Truthfully, this is not particularly a new idea. For a long time, I, and others, have been pointing out that the data about the economy and jobs does not reflect how bad it really is--and this was true way before the financial crisis. But, drumroll, a little academic cover joins the chorus.
David Leonardt has a little write-up:
A new academic paper suggests that the unemployment rate appears to have become less accurate over the last two decades, in part because of this rise in nonresponse. In particular, there seems to have been an increase in the number of people who once would have qualified as officially unemployed and today are considered out of the labor force, neither working nor looking for work.
The trend obviously matters for its own sake: It suggests that the official unemployment rate – 6.2 percent in July – understates the extent of economic pain in the country today. That makes intuitive sense. Wage growth is weak, and Americans are pretty dissatisfied with the economy, according to other surveys. The new paper is a reminder that the unemployment rate deserves less attention than it often receives.
Yet the research also relates to a larger phenomenon. The declining response rate to surveys of almost all kinds is among the biggest problems in the social sciences. It’s complicating our ability to understand how people live and what they believe. “It’s a huge issue,” says Alan Krueger, a Princeton economist and one of the new paper’s three authors. (Mr. Krueger, who recently spent two years as the chairman of President Obama’s Council of Economic Advisers, founded the Princeton University Survey Research Center in the 1990s.)
Why are people less willing to respond? The rise of caller ID and the decline of landlines play a role. But they’re not the only reasons. Americans’ trust in institutions – including government, the media, churches, banks, labor unions and schools – has fallen in recent decades. People seem more dubious of a survey’s purpose and more worried about intrusions into their privacy than in the past.[emphasis added]
The paper can be read
here. It is a deep dive into a concept known as "rotation group bias"...this is a very fun topic to bring up say on a first date or with your dentist just before the drill gets turned on.

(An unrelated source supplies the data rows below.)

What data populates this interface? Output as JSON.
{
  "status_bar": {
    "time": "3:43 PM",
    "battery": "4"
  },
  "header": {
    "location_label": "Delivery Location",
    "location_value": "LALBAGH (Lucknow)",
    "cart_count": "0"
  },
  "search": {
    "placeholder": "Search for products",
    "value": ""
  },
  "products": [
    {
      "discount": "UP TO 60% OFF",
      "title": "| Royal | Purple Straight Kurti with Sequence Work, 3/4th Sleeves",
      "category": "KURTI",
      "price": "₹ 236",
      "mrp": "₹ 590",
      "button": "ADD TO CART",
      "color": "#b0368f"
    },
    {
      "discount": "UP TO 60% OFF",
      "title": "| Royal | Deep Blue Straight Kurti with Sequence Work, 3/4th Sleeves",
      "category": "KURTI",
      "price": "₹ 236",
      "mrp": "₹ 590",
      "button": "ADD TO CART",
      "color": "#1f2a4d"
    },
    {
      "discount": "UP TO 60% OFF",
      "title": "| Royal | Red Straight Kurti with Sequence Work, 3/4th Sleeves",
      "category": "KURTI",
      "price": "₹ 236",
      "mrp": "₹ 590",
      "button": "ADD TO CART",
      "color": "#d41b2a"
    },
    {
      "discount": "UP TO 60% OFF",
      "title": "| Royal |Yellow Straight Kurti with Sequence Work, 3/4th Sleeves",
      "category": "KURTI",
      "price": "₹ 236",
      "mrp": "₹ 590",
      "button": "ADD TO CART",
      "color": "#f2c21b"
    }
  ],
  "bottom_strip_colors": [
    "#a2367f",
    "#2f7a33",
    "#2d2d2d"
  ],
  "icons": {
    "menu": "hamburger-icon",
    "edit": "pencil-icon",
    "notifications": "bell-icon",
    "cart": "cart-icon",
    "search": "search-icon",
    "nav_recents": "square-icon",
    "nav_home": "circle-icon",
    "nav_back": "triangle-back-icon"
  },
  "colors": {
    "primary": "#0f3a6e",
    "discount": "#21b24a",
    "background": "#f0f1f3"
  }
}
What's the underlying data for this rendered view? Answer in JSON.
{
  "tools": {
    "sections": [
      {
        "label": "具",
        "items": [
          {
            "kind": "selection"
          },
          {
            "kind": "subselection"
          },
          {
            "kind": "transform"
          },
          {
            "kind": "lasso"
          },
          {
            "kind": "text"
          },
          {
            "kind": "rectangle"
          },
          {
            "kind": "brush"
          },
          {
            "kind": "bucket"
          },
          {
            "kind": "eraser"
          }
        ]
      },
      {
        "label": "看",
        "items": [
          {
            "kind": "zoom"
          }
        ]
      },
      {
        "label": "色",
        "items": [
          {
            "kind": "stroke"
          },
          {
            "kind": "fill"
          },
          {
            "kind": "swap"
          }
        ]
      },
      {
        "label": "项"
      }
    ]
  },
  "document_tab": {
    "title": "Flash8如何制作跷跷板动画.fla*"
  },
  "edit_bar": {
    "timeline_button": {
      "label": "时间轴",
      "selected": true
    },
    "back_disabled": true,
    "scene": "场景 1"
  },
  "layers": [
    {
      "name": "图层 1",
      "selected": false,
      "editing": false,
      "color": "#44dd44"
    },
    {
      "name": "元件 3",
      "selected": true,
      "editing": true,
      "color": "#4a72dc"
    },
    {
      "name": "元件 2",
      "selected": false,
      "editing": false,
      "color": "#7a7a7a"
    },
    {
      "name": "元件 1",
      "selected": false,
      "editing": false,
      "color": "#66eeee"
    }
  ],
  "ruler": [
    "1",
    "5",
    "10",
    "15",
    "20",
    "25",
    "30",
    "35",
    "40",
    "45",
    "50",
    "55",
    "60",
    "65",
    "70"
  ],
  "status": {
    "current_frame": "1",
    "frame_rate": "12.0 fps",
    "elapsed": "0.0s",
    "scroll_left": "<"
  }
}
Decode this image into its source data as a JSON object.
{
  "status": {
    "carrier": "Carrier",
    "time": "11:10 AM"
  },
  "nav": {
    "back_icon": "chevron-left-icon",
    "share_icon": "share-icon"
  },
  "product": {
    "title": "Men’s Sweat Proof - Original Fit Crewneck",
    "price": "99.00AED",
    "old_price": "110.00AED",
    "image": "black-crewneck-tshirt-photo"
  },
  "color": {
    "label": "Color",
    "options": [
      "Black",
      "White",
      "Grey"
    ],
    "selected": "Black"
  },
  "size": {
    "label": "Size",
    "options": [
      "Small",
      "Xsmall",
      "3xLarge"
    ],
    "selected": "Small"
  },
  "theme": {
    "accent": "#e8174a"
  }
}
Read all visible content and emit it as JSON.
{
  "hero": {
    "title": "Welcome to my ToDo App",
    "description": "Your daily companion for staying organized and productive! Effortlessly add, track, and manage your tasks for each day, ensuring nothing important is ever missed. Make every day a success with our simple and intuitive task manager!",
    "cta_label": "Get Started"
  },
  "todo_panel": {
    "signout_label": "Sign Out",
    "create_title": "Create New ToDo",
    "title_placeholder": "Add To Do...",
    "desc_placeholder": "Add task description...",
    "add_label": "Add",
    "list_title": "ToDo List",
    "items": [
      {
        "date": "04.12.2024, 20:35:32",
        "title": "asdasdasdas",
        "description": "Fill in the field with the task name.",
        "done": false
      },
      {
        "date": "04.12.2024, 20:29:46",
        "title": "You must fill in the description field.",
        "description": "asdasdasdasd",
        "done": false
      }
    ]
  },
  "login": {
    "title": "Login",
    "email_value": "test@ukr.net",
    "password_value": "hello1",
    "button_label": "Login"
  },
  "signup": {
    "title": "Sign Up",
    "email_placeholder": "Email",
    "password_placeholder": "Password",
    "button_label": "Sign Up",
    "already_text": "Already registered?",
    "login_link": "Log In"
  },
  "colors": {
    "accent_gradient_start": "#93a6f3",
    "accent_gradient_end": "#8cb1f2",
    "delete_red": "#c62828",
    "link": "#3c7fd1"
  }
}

But the point really is: the surveys are not giving accurate data.
And because the data is not accurate it is not measuring how bad it really is out there--something most of us can feel by talking to our family and friends.
For many years, I've written about the very bad idea of tying wage hikes to the Consumer Price Index because the CPI does not capture the full cost of food, housing, gas, minimal clothing and the other stuff you need to live.
This study just shows that it's a lot worse for people than statistics the government is spitting out.